Executive Summary
The week ending July 6, 2026, featured a rebound in major U.S. indices on June 29 followed by sharp declines in semiconductor and equipment stocks mid-week amid profit-taking after robust first-half performance. Global tech markets showed mixed results, with emerging-market technology indices delivering outsized gains for the half-year compared with U.S. counterparts. Investor focus centered on AI infrastructure spending sustainability and potential rotation toward hardware suppliers and non-U.S. names. Overall sector leadership broadened modestly while volatility remained elevated.
Key Developments
- On June 29, the Dow Jones closed at a record high above 52,000 while the S&P 500 and Nasdaq rebounded 1.2% and 2.1% respectively after prior tech weakness, led by gains in Tesla and Alphabet.
- Mid-week semiconductor shares sold off sharply, with Micron, AMD, Intel, Applied Materials, Lam Research and others declining 11-24% over two sessions as investors took profits following an 80%+ first-half surge in many names.

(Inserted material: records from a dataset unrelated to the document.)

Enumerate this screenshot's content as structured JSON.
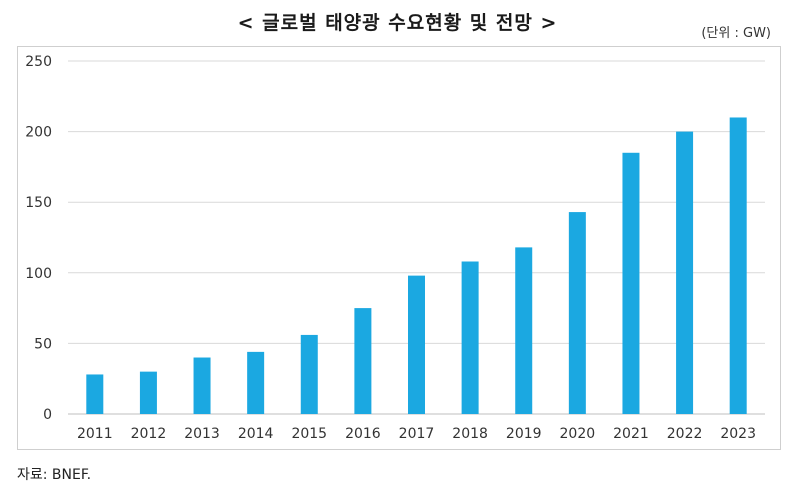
{
  "chart_data": {
    "type": "bar",
    "title": "< 글로벌 태양광 수요현황 및 전망 >",
    "unit_label": "(단위 : GW)",
    "categories": [
      "2011",
      "2012",
      "2013",
      "2014",
      "2015",
      "2016",
      "2017",
      "2018",
      "2019",
      "2020",
      "2021",
      "2022",
      "2023"
    ],
    "values": [
      28,
      30,
      40,
      44,
      56,
      75,
      98,
      108,
      118,
      143,
      185,
      200,
      210
    ],
    "ylim": [
      0,
      250
    ],
    "yticks": [
      "0",
      "50",
      "100",
      "150",
      "200",
      "250"
    ],
    "ytick_values": [
      0,
      50,
      100,
      150,
      200,
      250
    ],
    "grid": true,
    "bar_color": "#1ba8e1",
    "grid_color": "#d9d9d9"
  },
  "source": "자료: BNEF."
}
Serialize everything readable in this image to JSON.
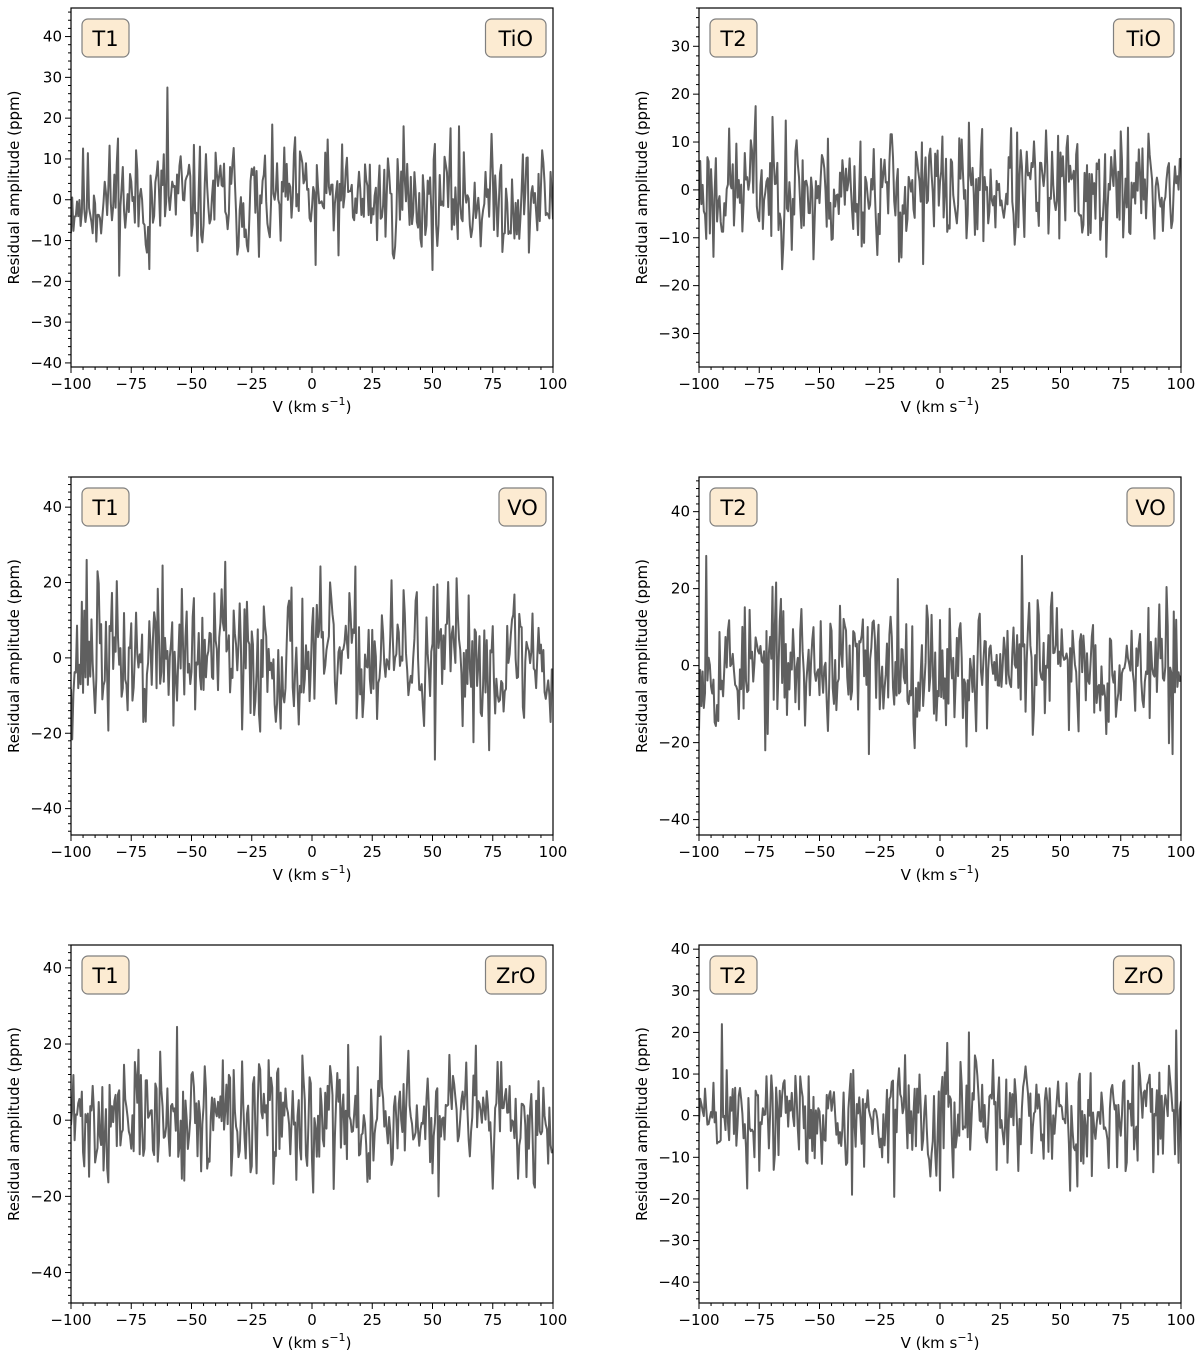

- South Korea's KOSPI fell as much as 10% intraday before rebounding 5.8% locally later in the period, trimming its weekly loss to 3.8%.
- Meta Platforms rose nearly 9% after announcing plans to enter the cloud business and monetize excess AI computing capacity.
- U.S. June jobs data released early July showed slower-than-expected growth, contributing to mixed market reactions ahead of the holiday period.
Implications for Investors
The week's moves underscore ongoing selectivity within technology, with profit-taking concentrated in high-momentum semiconductor and equipment names after their outsized first-half contributions to benchmark returns. Broader equity indices proved more resilient, suggesting the pullback has not yet spilled into a wider market correction. Areas investors may want to monitor include the pace of AI-related capital expenditure by hyperscalers and any signs of sustained rotation toward suppliers or international technology firms. Weakening U.S. labor data could influence rate expectations and indirectly affect growth-sensitive tech valuations.
Risks & Opportunities
- Elevated valuations and concentrated gains in AI-exposed names raise the potential for further volatility if spending expectations are revised.
- Continued strength in semiconductor demand from data-center buildouts could support equipment and memory suppliers even amid near-term profit-taking.
- Outperformance by emerging-market and European tech firms highlights diversification potential beyond U.S. mega-caps.
- Any escalation in concerns over debt-funded AI investment or regulatory scrutiny could pressure high-valuation segments.
Global Capital-Flow Context
U.S. technology funds recorded $14.3 billion in net inflows for the week ending July 1, marking the second-largest weekly inflow on record and maintaining a pace toward an all-time annual high. Broader U.S. equity funds saw notable outflows over the same period, consistent with a modest rotation away from concentrated mega-cap exposure. Emerging-market technology indices posted gains exceeding 90% in the first half of 2026, far outpacing the U.S. tech advance of approximately 19%, attracting attention to non-U.S. semiconductor and hardware names. These patterns suggest capital continues to favor the AI theme globally while showing signs of broadening within and beyond U.S. borders.